After sufficiently warming myself in the shower, I sat at the foot of the hotel bed, wrapped in a suspiciously dingy, off-white towel that I grabbed from the towel rack, and began to flip through the channels on the television set. Nothing seemed particularly interesting to me, even the cooking channel. I adored cooking shows, as I had once considered being a chef in my teens, but I didn't have the money to pay for culinary school myself and my mother refused to pay for anything other than a business degree at a private academy. I liked to watch the TV chefs in their immaculate set kitchens chop tomatoes and make balsamic vinaigrette reductions, crust filet mignon and dice onions. I spent the entire program wishing that I had the skills to make such a perfect meal. The chefs always seemed so happy to be cooking, even if what they were cooking sounded awful, like cold asparagus-leek soup. These shows were far better than the reality shows and self-help shows I had flippantly watched while killing time. The reality shows seemed so forced, like there was a layer of plastic over the whole operation and nothing could ever permeate the plastic force field of scripted unreality. But the one thing that bothered me most about television were the professionals that made TV shows about their field. For example, if the topic of the show was interior decorating, one host might say to the other, "Well, look at the mess that Sally is making with her paint choices!
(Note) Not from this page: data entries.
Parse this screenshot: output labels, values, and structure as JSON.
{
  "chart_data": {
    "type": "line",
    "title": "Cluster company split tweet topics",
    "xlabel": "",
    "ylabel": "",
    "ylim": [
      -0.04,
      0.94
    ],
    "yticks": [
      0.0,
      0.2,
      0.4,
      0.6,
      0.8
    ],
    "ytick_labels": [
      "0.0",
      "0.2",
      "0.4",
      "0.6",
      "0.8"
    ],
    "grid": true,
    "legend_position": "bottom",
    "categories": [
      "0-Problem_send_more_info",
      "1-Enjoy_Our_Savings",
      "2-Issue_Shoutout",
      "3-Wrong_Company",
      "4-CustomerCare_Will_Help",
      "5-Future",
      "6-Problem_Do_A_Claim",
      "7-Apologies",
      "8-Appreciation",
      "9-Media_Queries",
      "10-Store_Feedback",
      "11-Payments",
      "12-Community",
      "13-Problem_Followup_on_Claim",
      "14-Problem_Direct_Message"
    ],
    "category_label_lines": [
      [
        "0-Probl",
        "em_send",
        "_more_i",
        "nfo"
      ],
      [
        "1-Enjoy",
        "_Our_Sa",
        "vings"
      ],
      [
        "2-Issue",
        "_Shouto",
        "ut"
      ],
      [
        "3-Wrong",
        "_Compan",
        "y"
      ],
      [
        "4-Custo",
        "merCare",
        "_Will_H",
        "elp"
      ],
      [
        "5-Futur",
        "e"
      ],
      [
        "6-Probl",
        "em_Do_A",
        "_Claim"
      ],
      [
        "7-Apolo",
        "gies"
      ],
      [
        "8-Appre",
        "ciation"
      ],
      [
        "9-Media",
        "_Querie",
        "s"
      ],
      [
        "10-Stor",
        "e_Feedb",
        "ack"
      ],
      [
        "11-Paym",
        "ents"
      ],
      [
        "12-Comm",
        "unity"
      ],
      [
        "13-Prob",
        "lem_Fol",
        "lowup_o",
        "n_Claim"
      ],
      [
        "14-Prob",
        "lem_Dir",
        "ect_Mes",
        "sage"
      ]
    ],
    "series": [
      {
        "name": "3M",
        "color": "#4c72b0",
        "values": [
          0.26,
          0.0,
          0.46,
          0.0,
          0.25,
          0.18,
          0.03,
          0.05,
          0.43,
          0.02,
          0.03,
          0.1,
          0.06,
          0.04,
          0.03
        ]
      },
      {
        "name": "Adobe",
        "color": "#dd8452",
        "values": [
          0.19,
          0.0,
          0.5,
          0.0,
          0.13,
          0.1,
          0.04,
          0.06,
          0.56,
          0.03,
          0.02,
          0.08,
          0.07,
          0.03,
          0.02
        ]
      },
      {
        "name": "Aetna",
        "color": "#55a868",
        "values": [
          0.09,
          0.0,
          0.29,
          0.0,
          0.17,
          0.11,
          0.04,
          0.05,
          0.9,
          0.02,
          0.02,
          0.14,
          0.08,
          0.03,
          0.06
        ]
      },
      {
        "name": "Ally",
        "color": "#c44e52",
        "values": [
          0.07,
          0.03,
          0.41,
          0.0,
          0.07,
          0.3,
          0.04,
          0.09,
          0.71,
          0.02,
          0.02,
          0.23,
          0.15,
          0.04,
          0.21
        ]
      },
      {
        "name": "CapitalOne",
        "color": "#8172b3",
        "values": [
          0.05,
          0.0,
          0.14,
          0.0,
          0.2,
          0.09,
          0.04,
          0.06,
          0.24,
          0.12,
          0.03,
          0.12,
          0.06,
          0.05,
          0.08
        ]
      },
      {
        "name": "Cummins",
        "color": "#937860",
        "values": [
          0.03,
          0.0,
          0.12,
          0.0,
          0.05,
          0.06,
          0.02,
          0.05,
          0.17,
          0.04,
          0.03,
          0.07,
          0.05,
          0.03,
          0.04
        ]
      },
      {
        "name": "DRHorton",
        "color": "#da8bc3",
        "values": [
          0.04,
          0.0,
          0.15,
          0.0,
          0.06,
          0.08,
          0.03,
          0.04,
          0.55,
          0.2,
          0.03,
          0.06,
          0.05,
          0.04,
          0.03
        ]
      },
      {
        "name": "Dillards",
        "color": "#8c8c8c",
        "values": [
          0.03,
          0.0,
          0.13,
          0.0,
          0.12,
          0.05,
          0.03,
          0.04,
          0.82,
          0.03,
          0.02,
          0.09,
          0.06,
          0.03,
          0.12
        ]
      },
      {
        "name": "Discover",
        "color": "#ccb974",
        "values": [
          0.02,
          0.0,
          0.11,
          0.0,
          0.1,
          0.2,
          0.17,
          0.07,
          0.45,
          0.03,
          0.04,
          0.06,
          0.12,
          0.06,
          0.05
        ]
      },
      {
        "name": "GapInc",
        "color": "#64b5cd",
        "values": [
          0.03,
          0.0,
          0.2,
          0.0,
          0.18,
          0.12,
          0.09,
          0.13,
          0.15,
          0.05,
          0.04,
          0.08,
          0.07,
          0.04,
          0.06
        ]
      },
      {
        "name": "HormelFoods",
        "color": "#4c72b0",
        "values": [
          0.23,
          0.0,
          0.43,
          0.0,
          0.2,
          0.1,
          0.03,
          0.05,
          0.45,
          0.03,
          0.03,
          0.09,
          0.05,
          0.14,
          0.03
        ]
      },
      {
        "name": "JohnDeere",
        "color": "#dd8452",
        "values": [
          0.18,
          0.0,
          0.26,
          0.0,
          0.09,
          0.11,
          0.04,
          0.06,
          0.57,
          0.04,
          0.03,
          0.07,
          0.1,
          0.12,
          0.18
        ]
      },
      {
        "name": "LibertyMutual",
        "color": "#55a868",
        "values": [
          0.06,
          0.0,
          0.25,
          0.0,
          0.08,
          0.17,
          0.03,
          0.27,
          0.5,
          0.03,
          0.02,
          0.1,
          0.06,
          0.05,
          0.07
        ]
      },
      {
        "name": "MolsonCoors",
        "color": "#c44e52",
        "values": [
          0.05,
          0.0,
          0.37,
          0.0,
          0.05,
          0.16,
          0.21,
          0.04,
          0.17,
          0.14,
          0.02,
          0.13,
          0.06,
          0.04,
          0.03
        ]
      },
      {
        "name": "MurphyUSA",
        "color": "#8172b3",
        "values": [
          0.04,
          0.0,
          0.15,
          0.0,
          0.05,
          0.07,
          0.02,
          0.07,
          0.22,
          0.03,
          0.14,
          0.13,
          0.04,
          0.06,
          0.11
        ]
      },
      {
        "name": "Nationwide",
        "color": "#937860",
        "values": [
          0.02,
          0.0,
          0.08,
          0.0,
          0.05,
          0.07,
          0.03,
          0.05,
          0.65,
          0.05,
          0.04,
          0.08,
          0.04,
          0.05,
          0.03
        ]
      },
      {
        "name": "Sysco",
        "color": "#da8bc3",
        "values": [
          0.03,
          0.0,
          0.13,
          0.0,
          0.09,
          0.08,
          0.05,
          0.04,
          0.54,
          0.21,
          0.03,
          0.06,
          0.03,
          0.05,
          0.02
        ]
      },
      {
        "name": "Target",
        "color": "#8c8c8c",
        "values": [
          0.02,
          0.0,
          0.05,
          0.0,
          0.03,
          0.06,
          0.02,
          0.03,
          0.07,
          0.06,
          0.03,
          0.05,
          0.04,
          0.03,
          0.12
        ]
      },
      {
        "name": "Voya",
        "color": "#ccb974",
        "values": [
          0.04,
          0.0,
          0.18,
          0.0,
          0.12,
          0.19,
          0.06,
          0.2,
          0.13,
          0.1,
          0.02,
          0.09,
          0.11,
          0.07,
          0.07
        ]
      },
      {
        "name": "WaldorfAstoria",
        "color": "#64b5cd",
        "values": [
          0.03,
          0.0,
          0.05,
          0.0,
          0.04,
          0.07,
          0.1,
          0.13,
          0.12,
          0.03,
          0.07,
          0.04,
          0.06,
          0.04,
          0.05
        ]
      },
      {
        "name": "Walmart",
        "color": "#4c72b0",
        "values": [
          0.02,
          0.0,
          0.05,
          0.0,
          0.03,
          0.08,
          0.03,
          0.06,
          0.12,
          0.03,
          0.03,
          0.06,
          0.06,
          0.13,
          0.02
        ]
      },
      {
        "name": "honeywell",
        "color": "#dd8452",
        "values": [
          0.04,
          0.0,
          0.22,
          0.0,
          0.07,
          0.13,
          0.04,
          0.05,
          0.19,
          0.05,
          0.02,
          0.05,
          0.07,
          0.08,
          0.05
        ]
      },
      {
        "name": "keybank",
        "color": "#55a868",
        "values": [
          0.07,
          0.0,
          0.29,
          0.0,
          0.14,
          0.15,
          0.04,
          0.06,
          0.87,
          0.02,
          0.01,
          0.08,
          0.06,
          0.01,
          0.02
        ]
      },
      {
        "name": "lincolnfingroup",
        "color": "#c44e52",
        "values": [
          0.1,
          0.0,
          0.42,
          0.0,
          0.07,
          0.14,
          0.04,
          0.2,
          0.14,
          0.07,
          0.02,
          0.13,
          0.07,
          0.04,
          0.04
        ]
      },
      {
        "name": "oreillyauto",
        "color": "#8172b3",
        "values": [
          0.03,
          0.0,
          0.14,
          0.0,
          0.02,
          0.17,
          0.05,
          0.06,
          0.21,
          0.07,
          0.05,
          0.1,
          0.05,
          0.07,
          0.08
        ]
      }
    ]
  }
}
A pop of color on one wall makes a focal point when grouped with neutral colors for the remaining walls. And the fabric for the drapes is simply a mess of synthetic fiber and tacky patterns." That kind of talk seemed unnecessary, because the other host would surely know these things already. I imagined it would get boring, repeating the mundane details of your own profession for the sake of educating an audience. I would never want to be on a publishing television show, because I wasn't sure just how many times I would be able to go through the steps of turning a manuscript into a book before I got sick of my own voice and quit the whole thing.